Source-backed implementations are provided below for direct study and interview prep.

// Accepted solution for LeetCode #2618: Check if Object Instance of Class
// Auto-generated Java example from ts.
class Solution {
    public void exampleSolution() {
    }
}
// Reference (ts):
// // Accepted solution for LeetCode #2618: Check if Object Instance of Class
// function checkIfInstanceOf(obj: any, classFunction: any): boolean {
//     if (classFunction === null || classFunction === undefined) {
//         return false;
//     }
//     while (obj !== null && obj !== undefined) {
//         const proto = Object.getPrototypeOf(obj);
//         if (proto === classFunction.prototype) {
//             return true;
//         }
//         obj = proto;
//     }
//     return false;
// }
// 
// /**
//  * checkIfInstanceOf(new Date(), Date); // true
//  */
Step 06

Interactive Study Demo

Use this to step through a reusable interview workflow for this problem.

Press Step or Run All to begin.
Step 07

Complexity Analysis

Time
O(n)
Space
O(1)

Approach Breakdown

BRUTE FORCE
O(n²) time
O(1) space

Two nested loops check every pair or subarray. The outer loop fixes a starting point, the inner loop extends or searches. For n elements this gives up to n²/2 operations. No extra space, but the quadratic time is prohibitive for large inputs.

OPTIMIZED
O(n) time
O(1) space

Most array problems have an O(n²) brute force (nested loops) and an O(n) optimal (single pass with clever state tracking). The key is identifying what information to maintain as you scan: a running max, a prefix sum, a hash map of seen values, or two pointers.
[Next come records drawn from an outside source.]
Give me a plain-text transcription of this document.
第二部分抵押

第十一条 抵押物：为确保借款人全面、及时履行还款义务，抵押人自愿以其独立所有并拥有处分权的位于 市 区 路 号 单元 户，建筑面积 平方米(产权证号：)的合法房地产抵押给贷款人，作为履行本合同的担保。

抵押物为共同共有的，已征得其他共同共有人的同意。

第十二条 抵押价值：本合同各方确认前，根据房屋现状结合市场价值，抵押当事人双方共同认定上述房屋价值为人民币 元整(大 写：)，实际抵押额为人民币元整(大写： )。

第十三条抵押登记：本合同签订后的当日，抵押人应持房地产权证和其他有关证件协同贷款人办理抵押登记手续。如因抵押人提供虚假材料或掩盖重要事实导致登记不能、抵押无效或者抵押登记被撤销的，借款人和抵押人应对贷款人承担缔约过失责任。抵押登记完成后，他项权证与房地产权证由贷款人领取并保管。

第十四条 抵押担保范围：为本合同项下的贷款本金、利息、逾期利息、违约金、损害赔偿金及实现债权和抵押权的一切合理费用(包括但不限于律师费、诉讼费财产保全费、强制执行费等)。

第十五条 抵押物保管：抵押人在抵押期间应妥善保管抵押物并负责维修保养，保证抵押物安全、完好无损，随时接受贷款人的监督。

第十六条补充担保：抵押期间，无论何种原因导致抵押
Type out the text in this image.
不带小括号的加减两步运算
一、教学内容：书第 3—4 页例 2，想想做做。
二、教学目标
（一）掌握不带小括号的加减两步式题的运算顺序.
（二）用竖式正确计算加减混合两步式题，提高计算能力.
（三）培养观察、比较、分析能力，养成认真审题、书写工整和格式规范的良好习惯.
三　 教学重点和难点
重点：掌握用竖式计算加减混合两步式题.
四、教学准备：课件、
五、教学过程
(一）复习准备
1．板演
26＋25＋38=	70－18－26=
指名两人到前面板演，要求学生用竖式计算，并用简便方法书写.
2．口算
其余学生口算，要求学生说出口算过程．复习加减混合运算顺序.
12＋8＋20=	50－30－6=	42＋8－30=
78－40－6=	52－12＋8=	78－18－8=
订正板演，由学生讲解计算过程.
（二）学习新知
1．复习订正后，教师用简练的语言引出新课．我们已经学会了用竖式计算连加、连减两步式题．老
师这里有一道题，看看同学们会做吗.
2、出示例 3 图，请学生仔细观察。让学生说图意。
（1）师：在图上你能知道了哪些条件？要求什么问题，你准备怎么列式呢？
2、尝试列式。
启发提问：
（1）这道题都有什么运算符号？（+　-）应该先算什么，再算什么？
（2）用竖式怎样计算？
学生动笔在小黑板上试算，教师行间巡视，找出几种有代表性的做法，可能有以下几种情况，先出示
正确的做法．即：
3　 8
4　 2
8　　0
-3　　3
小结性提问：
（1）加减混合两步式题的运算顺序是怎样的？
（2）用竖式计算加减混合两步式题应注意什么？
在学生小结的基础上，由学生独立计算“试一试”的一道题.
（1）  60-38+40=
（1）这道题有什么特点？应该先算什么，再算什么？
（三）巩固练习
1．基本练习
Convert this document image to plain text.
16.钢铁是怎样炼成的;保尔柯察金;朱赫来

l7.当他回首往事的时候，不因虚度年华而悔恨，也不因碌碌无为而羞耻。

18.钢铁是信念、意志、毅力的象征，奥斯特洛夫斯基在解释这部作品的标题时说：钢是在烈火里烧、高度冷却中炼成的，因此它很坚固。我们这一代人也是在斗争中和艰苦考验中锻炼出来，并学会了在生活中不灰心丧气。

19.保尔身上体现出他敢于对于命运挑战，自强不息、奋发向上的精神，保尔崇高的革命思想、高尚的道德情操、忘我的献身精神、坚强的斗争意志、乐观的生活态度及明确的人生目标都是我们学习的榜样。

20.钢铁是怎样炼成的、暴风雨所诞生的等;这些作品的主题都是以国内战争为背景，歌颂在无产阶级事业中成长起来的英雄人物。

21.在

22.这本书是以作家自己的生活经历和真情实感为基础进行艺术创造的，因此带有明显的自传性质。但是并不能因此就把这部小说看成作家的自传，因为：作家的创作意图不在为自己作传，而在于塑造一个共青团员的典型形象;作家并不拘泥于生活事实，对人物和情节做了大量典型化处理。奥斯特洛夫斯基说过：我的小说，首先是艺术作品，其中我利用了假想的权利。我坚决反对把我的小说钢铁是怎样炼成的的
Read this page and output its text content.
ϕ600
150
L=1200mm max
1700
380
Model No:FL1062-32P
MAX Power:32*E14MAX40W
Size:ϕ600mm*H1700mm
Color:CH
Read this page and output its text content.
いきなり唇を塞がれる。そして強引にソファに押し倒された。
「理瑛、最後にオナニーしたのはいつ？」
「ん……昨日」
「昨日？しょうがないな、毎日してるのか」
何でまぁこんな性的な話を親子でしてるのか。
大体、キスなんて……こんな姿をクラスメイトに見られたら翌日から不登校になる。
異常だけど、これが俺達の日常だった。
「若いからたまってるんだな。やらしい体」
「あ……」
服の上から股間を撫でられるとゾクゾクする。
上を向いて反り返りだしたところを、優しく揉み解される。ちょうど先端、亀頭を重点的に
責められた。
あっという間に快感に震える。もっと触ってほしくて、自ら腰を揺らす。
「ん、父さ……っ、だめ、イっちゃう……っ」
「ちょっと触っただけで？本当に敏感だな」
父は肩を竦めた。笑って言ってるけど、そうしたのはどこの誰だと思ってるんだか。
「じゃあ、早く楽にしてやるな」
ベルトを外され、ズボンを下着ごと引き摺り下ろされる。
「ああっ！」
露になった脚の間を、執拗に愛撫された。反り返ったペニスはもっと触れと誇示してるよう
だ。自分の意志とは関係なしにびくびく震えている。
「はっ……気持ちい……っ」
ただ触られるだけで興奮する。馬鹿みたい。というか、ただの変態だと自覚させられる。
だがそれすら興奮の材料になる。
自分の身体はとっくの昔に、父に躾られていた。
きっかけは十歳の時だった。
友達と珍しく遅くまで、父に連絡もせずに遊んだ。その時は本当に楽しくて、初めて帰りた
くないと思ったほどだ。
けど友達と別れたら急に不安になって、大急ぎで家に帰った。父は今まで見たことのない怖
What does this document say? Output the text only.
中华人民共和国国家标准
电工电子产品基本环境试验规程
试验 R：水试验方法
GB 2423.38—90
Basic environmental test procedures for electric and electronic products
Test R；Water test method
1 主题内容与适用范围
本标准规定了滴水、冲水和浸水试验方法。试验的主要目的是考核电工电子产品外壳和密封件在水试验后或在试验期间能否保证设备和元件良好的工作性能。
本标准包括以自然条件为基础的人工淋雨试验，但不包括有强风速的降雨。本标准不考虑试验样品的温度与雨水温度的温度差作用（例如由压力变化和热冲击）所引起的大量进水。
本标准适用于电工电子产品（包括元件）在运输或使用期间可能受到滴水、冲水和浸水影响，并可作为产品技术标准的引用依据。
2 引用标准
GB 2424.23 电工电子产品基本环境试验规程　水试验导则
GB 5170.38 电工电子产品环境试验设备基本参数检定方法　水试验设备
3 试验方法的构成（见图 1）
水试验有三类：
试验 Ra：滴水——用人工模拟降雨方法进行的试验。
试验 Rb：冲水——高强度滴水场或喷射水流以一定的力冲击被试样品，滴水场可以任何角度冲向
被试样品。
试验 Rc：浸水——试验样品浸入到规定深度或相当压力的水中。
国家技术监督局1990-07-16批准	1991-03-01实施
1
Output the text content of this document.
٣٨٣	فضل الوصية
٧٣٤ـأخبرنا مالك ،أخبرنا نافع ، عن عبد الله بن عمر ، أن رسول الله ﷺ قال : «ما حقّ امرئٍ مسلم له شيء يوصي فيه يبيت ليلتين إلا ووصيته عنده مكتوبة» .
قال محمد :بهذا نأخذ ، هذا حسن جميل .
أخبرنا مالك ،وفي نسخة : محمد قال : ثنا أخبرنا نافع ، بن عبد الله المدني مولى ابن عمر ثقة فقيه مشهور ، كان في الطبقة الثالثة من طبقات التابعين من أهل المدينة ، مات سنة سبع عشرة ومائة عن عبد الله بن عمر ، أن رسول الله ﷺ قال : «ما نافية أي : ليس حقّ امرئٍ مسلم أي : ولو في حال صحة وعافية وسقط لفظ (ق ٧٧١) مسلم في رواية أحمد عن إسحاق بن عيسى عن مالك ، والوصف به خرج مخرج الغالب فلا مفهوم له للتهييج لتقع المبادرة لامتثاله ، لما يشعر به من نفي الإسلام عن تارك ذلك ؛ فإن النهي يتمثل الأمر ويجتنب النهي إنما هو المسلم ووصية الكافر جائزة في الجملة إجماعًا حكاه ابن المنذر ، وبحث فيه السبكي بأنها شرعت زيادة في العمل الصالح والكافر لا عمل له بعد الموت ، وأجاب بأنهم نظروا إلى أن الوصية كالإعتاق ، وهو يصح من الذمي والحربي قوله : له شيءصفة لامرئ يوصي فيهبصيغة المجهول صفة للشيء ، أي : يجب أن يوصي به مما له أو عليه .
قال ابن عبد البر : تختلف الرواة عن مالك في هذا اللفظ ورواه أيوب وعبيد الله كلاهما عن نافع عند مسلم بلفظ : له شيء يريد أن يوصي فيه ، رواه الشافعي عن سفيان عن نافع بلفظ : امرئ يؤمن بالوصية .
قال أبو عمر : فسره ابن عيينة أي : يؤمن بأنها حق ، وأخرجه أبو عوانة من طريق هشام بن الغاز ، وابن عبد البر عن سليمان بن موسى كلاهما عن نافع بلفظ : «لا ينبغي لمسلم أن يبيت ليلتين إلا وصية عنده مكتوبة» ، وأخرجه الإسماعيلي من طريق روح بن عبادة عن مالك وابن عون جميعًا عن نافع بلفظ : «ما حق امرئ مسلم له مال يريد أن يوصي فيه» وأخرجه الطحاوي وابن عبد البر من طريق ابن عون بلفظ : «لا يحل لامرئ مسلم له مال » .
Shortcut: If you are using nested loops on an array, there is almost always an O(n) solution. Look for the right auxiliary state.
Coach Notes

Common Mistakes

Review these before coding to avoid predictable interview regressions.

Off-by-one on range boundaries

Wrong move: Loop endpoints miss first/last candidate.

Usually fails on: Fails on minimal arrays and exact-boundary answers.

Fix: Re-derive loops from inclusive/exclusive ranges before coding.